SSO for Cordova iOS App using brokered authentication

Question

I have successfully added SSO using ADAL plugin for direct authentication. Now I am trying to add Brokered authentication to satisfy the conditional access plolicies(Device ID registration and Intunes app protection ) applied on Azure AD. There is a support to add brokered authentication in the ADAL plugin but so far I am unable to get this working.(https://openbase.com/js/cordova-plugin-ms-adal-is-back/documentation#broker-support-1)

Issue is the document says to configure, ex: x-msauth-com-microsoft-mytestiosapp://com.microsoft.mytestiosapp as Redirect URI to call authenticator app. This does launch the Microsoft Authenticator App, but after the authentication it throws an exception saying Redirect Uri does not match the specified URI in the Azure AD application.

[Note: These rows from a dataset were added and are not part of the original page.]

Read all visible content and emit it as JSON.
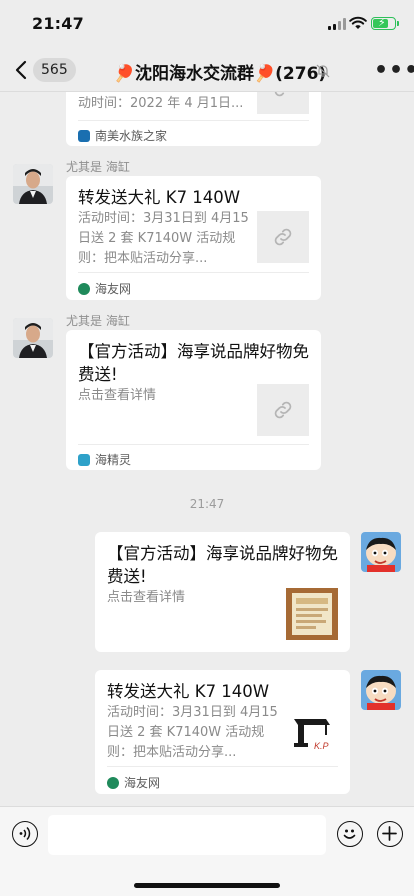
{
  "status_bar": {
    "time": "21:47"
  },
  "nav": {
    "unread_count": "565",
    "title": "沈阳海水交流群",
    "member_count": "(276)",
    "more_label": "•••"
  },
  "messages": [
    {
      "type": "partial-card",
      "desc": "动时间：2022 年 4 月1日...",
      "source": "南美水族之家"
    },
    {
      "sender": "尤其是 海缸",
      "title": "转发送大礼 K7 140W",
      "desc": "活动时间：3月31日到 4月15日送 2 套 K7140W 活动规则：把本贴活动分享...",
      "source": "海友网"
    },
    {
      "sender": "尤其是 海缸",
      "title": "【官方活动】海享说品牌好物免费送!",
      "desc": "点击查看详情",
      "source": "海精灵"
    },
    {
      "timestamp": "21:47"
    },
    {
      "title": "【官方活动】海享说品牌好物免费送!",
      "desc": "点击查看详情"
    },
    {
      "title": "转发送大礼 K7 140W",
      "desc": "活动时间：3月31日到 4月15日送 2 套 K7140W 活动规则：把本贴活动分享...",
      "source": "海友网"
    }
  ],
  "colors": {
    "background": "#ededed",
    "card": "#ffffff",
    "accent_red": "#e4402f",
    "battery_green": "#35c759"
  },
  "battery_level": 0.8,
  "icons": [
    "back-arrow-icon",
    "mute-bell-icon",
    "more-icon",
    "link-icon",
    "voice-icon",
    "emoji-icon",
    "plus-icon"
  ]
}
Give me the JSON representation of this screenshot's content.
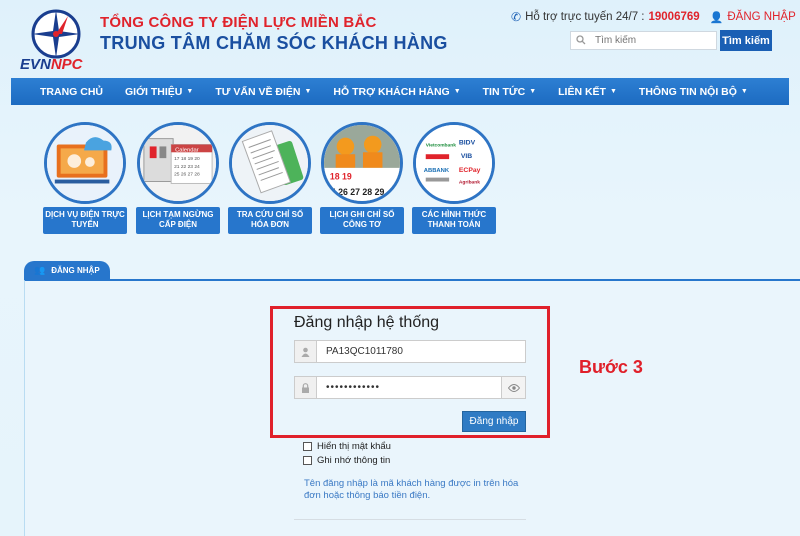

At Azure you can only configure your Redirect Uri as bundle ID. ex: msauth.com.microsoft.mytestiosapp://auth

I have even tried MSAL Plugin as well, Here also I am able to achieve direct authentication (using safari) i.e getting the success tokens in the response but unable to find a way to launch the brokered authentication.

Note : I need solution either in ADAL or MSAL for iOS Cordova platform.

If anyone has come across this problem and able to crack it, your help is greatly appreciated.

Answer 1

It throws an exception saying Redirect Uri does not match the specified URI in the Azure AD application?

If brokered enabled application cannot authenticate?

When users are running the app on their phone, depending on which app users open first, they might be able to use the SSO functionality to access the app, or they might get an error message:

Try updating broker apps (MS Authenticator and MS Intune) on phones to the latest version to fix the issue.